Ageing Equipment items and the Bathtub Curve
One challenge that every reliability engineer face throughout their career is the lack of reliable reliability data. This issue “forces” most RAM modellers to utilise failure patterns that remain constant over time – the reason being only one: simplicity. The corresponding statistical distribution that represents constant failure rate over time is the random exponential. As many of you know, the exponential distribution only needs one parameter to be defined – the mean time to failure (or MTTF).
This consideration also comes with a number of assumptions:
- It assumes that equipment item is being properly maintained and is operating within its “useful life” phase.
- It assumes that equipment item is considered “as good as new” as long as it is functioning.
If equipment is allowed to deteriorate, or if other factors such as lack of vendor support or obsolescence become significant then wear out may become an issue. The life of an equipment item is frequently divided into three phases:
- Burn in (early life)
- Useful life (constant failure rate)
- Wear out (deterioration and increasing failure rate)
When reliability data are extracted from a reliability database, it is normal practice to assume that burn-in failures are removed by quality testing prior to installation. An example is OREDA where it is specifically stated that failures are removed by quality testing prior to installation for the database.

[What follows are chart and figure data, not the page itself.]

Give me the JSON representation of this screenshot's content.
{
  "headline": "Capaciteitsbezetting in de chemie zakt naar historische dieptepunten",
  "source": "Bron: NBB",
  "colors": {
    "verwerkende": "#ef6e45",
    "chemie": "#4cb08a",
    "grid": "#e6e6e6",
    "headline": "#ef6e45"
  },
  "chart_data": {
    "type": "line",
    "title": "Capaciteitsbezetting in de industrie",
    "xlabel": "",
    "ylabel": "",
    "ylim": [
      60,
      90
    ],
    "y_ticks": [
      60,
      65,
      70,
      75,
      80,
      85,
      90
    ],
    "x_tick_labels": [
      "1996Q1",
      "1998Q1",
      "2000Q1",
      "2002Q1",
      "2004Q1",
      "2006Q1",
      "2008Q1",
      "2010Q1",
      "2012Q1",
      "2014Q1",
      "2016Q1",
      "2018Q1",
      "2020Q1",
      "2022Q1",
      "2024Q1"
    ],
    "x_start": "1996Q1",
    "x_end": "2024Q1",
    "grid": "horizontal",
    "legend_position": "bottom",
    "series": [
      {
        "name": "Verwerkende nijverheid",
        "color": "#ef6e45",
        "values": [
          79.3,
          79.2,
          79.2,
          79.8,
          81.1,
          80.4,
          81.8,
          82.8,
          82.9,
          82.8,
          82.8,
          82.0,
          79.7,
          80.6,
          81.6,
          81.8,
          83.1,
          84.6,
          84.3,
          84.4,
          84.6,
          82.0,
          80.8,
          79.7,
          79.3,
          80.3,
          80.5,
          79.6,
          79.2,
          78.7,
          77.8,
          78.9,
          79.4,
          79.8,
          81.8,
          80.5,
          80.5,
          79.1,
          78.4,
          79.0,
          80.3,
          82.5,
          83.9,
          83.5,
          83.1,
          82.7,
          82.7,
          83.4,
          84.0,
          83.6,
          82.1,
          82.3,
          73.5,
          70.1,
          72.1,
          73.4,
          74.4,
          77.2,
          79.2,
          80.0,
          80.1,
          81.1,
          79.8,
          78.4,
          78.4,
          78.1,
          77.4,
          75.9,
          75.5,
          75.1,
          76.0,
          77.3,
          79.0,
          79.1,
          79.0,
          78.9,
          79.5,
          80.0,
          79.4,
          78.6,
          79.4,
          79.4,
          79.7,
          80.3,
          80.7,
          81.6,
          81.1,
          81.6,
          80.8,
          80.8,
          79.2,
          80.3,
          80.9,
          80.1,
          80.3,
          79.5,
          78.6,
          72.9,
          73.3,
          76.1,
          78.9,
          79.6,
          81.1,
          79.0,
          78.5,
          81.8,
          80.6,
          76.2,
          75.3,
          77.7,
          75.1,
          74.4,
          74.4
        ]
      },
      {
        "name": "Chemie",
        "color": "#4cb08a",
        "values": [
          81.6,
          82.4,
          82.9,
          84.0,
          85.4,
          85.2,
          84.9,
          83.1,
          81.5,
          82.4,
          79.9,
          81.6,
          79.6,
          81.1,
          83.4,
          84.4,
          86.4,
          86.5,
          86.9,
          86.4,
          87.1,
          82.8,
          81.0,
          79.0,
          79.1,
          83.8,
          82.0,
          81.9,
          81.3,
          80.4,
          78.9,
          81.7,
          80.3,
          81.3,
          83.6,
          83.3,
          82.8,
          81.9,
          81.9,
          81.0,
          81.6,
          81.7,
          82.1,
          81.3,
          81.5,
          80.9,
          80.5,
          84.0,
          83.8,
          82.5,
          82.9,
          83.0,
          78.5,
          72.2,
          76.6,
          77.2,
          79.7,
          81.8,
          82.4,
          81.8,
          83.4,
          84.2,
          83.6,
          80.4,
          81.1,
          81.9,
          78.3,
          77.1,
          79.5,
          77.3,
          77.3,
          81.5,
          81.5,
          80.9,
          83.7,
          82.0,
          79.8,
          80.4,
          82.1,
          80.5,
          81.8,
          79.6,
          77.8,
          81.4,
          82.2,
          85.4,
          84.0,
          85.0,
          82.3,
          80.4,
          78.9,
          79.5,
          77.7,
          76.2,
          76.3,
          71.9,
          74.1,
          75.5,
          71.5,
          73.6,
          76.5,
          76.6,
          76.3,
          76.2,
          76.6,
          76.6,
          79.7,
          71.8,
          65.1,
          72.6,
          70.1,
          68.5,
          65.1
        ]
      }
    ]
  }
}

In addition, most items in the database will be the subject of a maintenance or replacement policy that largely eliminates wear-out failures.
Where equipment is considered to be exhibiting wear out an alternative distribution (such as the Weibull distribution) may be considered.
Whilst it is possible to use Weibull distributions for failure in the simulation models based on assumed wear out factors, this becomes a problem when there is little factual information to derive the shape factor for the equipment under consideration. Therefore an alternative approach (using sensitivity analysis) can be used providing greater transparency of the data values assumed.
For example, taking a normally unmanned installation namely:
- After 5 years equipment failure rate increases by 10%
- After 9 years equipment failure rate increases by 25%
In Maros and Taro, this can be modelled using the transient feature for the failure modes:
Click in Add and change the absolute value for the mean time to failure accordingly:
The results are presented in the figure below:
For the wear out scenario (Case 1), the effect of equipment aging found to be minimal, reducing the through life efficiency by 0.05%. Another noticeable trend is the large performance differential in terms of equipment reliability in later life, there is only a small impact to system performance. This outlines a very important concept – the impact is a combination of capacity, production rate and availability. Thus the relatively small efficiency change is a result of the increasing availability of spare capacity due to production decline as the equipment ages i.e. the decrease in reliability is (in part) offset by increasing redundancy.
The effect of equipment ageing (decreasing reliability) on the above values has been shown to be partly offset by the naturally decreasing production rates of our system that will effectively increase the installed redundancy after production plateau. The field production efficiency in later life is dependent both on the level reduction of equipment reliability and the amount of tail off in production.